Graduating the largest class in Lone Star College-CyFair’s history with more than 2,300 students was only one milestone this year. Recognized among 523 graduates at May’s commencement were 17 members of the inaugural cohort of Honors College Chancellor’s Fellows.
This elite group of graduates included Kyra Aftosmes, Lyvia Alvarez, Chantal Badillo, Tareasha Bell, Taylor Carter, Ana De Angulo, Estephany Hernandez, Laura Howell, Kody Kitchen, Ya Xing Li, Alessandra Napieralski, Anh (Dao) Nguyen, Huy Phan, Sandra Pineda, Jordan Snow, Duyen Vo and Kennedy Williams.
“These students exemplify the importance of providing an opportunity for academically gifted high school students to improve the research, writing and presentation skills necessary to be successful as they transfer to the next stage of their academic career,” said LSC-CyFair Honors College Director Esther Robinson.
With passion, positivity, hard work and persistence, these students supported each other for two years as they gained confidence in their abilities to succeed. Robinson has many stories of success these students have achieved since the cohort’s start in 2014.
For example, Li, the only student selected for early admission for the cohort, overcame challenges, such as language barriers, homelessness, and working three jobs to help support her family while being a full-time student, to earn her associate’s degree. This Student Ambassador and Phi Theta Kappa member’s determination to do her best every day earned her many scholarships. In addition to being a national semi-finalist for the prestigious Jack Kent Cooke Scholarship, awarded the Gee Foundation Scholarship and named to the Texas All-Academic Team, she received a $5,000 award as one of 20 students nationwide chosen to be on the All-USA Community College Academic Team. Li is on track to transfer to the University of Houston and become a college-level finance teacher.

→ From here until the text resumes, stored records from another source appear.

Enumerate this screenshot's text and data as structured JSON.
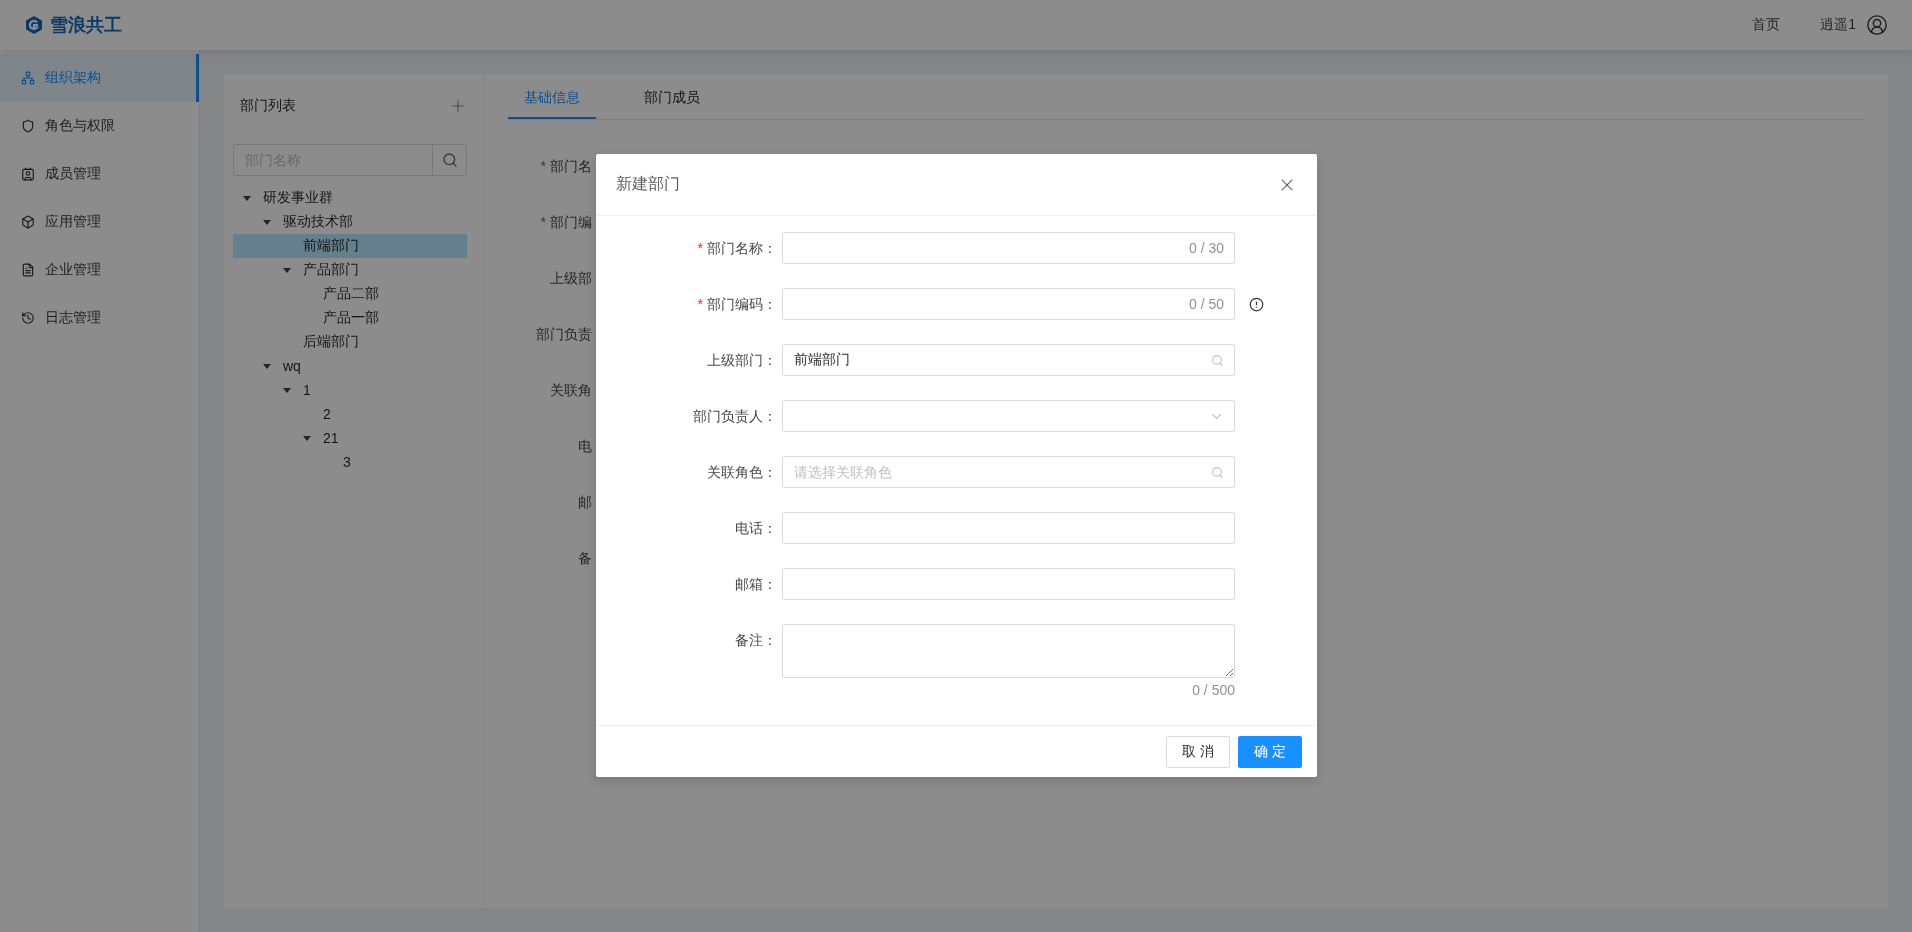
{
  "header": {
    "logo_text": "雪浪共工",
    "nav": [
      "首页"
    ],
    "user": "逍遥1"
  },
  "sidebar": {
    "items": [
      {
        "label": "组织架构",
        "selected": true
      },
      {
        "label": "角色与权限",
        "selected": false
      },
      {
        "label": "成员管理",
        "selected": false
      },
      {
        "label": "应用管理",
        "selected": false
      },
      {
        "label": "企业管理",
        "selected": false
      },
      {
        "label": "日志管理",
        "selected": false
      }
    ]
  },
  "tree": {
    "title": "部门列表",
    "search": {
      "placeholder": "部门名称"
    },
    "nodes": [
      {
        "label": "研发事业群",
        "expanded": true,
        "selected": false,
        "children": [
          {
            "label": "驱动技术部",
            "expanded": true,
            "selected": false,
            "children": [
              {
                "label": "前端部门",
                "selected": true
              },
              {
                "label": "产品部门",
                "expanded": true,
                "selected": false,
                "children": [
                  {
                    "label": "产品二部",
                    "selected": false
                  },
                  {
                    "label": "产品一部",
                    "selected": false
                  }
                ]
              },
              {
                "label": "后端部门",
                "selected": false
              }
            ]
          },
          {
            "label": "wq",
            "expanded": true,
            "selected": false,
            "children": [
              {
                "label": "1",
                "expanded": true,
                "selected": false,
                "children": [
                  {
                    "label": "2",
                    "selected": false
                  },
                  {
                    "label": "21",
                    "expanded": true,
                    "selected": false,
                    "children": [
                      {
                        "label": "3",
                        "selected": false
                      }
                    ]
                  }
                ]
              }
            ]
          }
        ]
      }
    ]
  },
  "tabs": [
    {
      "label": "基础信息",
      "selected": true
    },
    {
      "label": "部门成员",
      "selected": false
    }
  ],
  "background_form": {
    "labels": [
      {
        "label": "部门名",
        "required_mark": "*"
      },
      {
        "label": "部门编",
        "required_mark": "*"
      },
      {
        "label": "上级部"
      },
      {
        "label": "部门负责"
      },
      {
        "label": "关联角"
      },
      {
        "label": "电"
      },
      {
        "label": "邮"
      },
      {
        "label": "备"
      }
    ]
  },
  "dialog": {
    "title": "新建部门",
    "fields": [
      {
        "kind": "text",
        "label": "部门名称：",
        "required_mark": "*",
        "counter": "0 / 30",
        "warning": false
      },
      {
        "kind": "text",
        "label": "部门编码：",
        "required_mark": "*",
        "counter": "0 / 50",
        "warning": true
      },
      {
        "kind": "search",
        "label": "上级部门：",
        "value": "前端部门",
        "warning": false
      },
      {
        "kind": "select",
        "label": "部门负责人：",
        "warning": false
      },
      {
        "kind": "search",
        "label": "关联角色：",
        "placeholder": "请选择关联角色",
        "warning": false
      },
      {
        "kind": "text",
        "label": "电话：",
        "warning": false
      },
      {
        "kind": "text",
        "label": "邮箱：",
        "warning": false
      },
      {
        "kind": "textarea",
        "label": "备注：",
        "counter": "0 / 500",
        "warning": false
      }
    ],
    "buttons": {
      "cancel": "取 消",
      "ok": "确 定"
    }
  }
}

Another student has shined as an artist while at LSC-CyFair. A Robert McGehee Scholarship recipient earned for her artistic endeavors, Alvarez won first place in the 2015 Student Art Exhibition for her painting “Harvest.” More recently, she presented her upcycling paintings created with recycled paint and materials honors project at the Student Symposium and The Honors College Undergraduate Research Day. She will also do an upcycling art workshop for L.I.F.E. this summer.
In addition to academic success, the cohort experience has had many other benefits that will impact the students as they continue their education and begin their careers.
“My experience as a Honors College Chancellor’s Fellow has taught me a lot about myself and what I am capable of,” said Williams, who plans to transfer to a Bachelor of Science nursing program at either PVAMU or TWU. “I have not only grown as a student but also as an individual.”
De Angulo, who plans to study psychology at the University of Texas at Austin, said participation in the cohort prepared her for future academic endeavors, set her apart from other transfer students and helped her gain confidence to take on new educational experiences.
“By taking several classes with the other fellows, who shared similar educational aspirations, I was able to form irreplaceable bonds of friendship that supported me throughout the semesters,” she said. “Experiencing the Honors College International capstone trip to Italy challenged my worldly perspective and helped me break out of my educational comfort zone.”
While Napieralski admits being nervous about the cohort at first and that honors classes were a bit challenging at times, she said it was worth it in the end and recommends the program to others.
“The program has helped me with presentation skills and build up my critical thinking to a new level that will allow me to be successful,” said Napieralski, who feels more than prepared to transfer to the University of Houston. “Being able to go to college surrounded by students who really care about their education has been a wonderful experience that I will never forget.”